The 14;18 translocation in European cases of follicular lymphoma: comparison of Southern blotting and the polymerase chain reaction.
Pezzella F., Ralfkiaer E., Gatter KC., Mason DY.
The 14;18 chromosomal translocation is widely recognized as a cytogenetic abnormality associated with follicular lymphomas, but estimates of its frequency in this type of lymphoma vary widely from less than 50% to almost 90%. Furthermore, no extensive data have been published on the frequency of t(14;18) in European cases of follicular lymphoma.
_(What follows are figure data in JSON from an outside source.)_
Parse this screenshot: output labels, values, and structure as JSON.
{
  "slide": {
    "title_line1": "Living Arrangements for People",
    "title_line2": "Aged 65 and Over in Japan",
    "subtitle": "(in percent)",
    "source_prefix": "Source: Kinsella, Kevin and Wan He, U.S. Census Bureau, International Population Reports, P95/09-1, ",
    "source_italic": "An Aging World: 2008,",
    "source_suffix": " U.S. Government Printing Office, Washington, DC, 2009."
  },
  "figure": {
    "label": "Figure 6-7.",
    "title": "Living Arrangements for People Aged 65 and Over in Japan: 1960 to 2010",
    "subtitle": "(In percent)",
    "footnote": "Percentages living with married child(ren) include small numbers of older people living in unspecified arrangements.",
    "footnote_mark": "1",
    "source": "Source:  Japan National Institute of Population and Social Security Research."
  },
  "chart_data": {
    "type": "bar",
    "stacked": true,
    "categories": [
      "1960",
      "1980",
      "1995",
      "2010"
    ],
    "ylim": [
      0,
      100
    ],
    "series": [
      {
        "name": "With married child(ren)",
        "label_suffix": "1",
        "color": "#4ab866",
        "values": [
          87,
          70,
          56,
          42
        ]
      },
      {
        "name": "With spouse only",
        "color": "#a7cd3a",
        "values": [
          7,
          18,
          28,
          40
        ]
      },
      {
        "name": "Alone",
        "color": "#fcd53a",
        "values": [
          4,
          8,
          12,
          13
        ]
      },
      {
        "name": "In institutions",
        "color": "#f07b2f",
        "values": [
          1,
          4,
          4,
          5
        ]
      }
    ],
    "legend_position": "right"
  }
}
Lymph nodes from 51 patients with follicular lymphomas obtained from two European centres (Oxford and Copenhagen) were examined for the presence of this translocation. Southern blotting and the polymerase chain reaction (PCR) were used in 26 cases and the PCR alone in 25 cases (from which only degraded DNA or formalin fixed samples were available). DNA probes capable of detecting rearrangement at both the major and the minor breakpoint regions were employed. We could detect t(14;18) in only 21 out of 51 cases (41%). However, a review of the literature showed that comparable results have been obtained previously using both cytogenetic and molecular biological techniques and our results support the view that the global incidence of t(14;18) in follicular lymphoma is no greater than 70%. Furthermore, this study has indicated that the PCR is a reliable method for identifying t(14;18) when only formalin-fixed paraffin-embedded tissue or degraded DNA is available.